With his start on May 1, 2020, Mehdi Mohammadi came to the Technical University of Braunschweig despite the difficult conditions. With his Georg Forster Research Fellowship from the Alexander von Humboldt Foundation, he links a great opportunity for himself and his home country, Iran. His participation in Professor Anett Schallmey’s international research group is an important step in his academic career. Using the know-how from the Institute for Biochemistry, Biotechnology and Bioinformatics, he plans to set up his own biocatalysis research group in Iran.
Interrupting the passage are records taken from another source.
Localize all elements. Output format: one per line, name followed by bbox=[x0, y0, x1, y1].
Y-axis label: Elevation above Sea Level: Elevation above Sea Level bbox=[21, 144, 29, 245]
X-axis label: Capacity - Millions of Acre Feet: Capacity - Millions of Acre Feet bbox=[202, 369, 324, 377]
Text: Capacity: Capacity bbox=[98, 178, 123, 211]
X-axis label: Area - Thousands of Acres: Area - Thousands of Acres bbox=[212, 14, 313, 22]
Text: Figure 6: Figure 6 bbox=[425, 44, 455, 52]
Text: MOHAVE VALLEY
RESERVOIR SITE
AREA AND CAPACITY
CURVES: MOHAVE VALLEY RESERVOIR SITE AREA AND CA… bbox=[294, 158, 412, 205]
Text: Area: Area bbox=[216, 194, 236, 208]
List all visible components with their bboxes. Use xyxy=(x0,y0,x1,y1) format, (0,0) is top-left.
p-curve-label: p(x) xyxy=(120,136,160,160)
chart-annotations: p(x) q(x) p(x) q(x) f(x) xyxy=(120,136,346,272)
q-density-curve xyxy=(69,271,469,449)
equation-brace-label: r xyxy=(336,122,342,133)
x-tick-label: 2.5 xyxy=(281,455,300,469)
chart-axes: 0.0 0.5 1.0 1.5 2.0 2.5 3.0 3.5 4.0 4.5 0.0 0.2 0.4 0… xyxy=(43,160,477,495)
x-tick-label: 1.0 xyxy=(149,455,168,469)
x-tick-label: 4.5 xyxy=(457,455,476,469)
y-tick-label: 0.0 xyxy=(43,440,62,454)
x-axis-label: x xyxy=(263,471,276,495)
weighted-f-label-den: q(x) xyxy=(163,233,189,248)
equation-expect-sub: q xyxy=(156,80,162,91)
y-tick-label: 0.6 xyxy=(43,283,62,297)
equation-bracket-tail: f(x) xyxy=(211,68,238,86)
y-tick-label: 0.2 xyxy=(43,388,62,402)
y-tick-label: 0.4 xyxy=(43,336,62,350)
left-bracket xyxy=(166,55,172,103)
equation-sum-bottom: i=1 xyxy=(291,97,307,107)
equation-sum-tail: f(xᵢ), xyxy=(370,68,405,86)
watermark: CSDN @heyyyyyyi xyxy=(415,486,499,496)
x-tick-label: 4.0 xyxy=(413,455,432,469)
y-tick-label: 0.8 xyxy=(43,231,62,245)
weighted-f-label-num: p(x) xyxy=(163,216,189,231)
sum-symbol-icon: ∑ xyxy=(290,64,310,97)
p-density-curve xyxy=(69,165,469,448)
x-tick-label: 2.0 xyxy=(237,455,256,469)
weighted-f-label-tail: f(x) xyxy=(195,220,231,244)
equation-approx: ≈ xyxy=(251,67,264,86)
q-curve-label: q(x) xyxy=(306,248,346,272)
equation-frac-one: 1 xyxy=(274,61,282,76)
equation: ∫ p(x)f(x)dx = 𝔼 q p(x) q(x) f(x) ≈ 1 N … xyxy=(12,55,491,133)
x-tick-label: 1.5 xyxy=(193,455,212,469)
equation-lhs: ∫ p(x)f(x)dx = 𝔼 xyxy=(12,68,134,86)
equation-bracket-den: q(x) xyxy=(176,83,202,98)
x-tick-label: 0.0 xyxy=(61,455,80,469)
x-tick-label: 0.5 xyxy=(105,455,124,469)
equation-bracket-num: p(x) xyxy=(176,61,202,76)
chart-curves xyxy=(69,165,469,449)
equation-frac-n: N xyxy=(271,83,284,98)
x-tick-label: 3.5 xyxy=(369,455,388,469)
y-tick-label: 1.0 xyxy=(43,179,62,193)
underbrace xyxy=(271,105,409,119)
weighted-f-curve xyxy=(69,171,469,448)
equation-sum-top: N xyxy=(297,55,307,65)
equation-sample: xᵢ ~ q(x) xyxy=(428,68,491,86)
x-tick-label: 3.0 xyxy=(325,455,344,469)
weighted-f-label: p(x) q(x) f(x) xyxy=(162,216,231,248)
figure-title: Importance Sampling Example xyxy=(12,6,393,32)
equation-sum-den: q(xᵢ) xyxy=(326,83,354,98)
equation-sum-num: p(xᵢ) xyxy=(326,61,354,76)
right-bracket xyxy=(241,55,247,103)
Dr. Mehdi Mohammadi at the Institute of Biochemistry, Biotechnology and Bioinformatics. Picture Credits: Mehdi Mohammadi/TU Braunschweig

Currently, more than three-quarters of all chemical products worldwide are produced by catalysis. The triggers, catalysts, accelerate chemical reactions and thus reduce the amount of energy required. Biocatalysis, which uses enzymes or whole cells as catalysts, is considered a young field of catalysis research at the interface of biotechnology and chemistry. It is characterized by being particularly energy-efficient and more environmentally friendly.

Mehdi Mohammadi wants to deepen his knowledge in this young field of research at the TU Braunschweig: “I applied very consciously for the research group of Professor Schallmey. She is one of the expert scientists in the field of biocatalysis in Germany”. In his project, he focusses on the chemo-enzymatic synthesis of biologically active plant pigments combining chemical and enzyme catalysts into cascade reactions.

Development through science

In addition to individual qualifications, the Georg Forster Research Fellowship is granted on the potential for transfer. Scholarship holders come from developing and emerging countries. Their research projects in Germany should contribute to the development of their countries of origin and to the exchange of scientific knowledge and methods with German partners.

For Mehdi Mohammadi, this added value lies in the use of biocatalysts in complex synthetic reactions. “I would like to pass on the knowledge I am acquiring here to the researchers and students in my home country. Therefore, I am planning to establish my own new research group at my institute,” says Mohammadi.

About Mehdi Mohammadi

Dr. Mehdi Mohammadi was born in 1980 in Zanjan, Iran. After studying chemistry, he received his doctorate in organic chemistry. He has been working at the National Institute of Genetic Engineering and Biotechnology in Iran for eight years.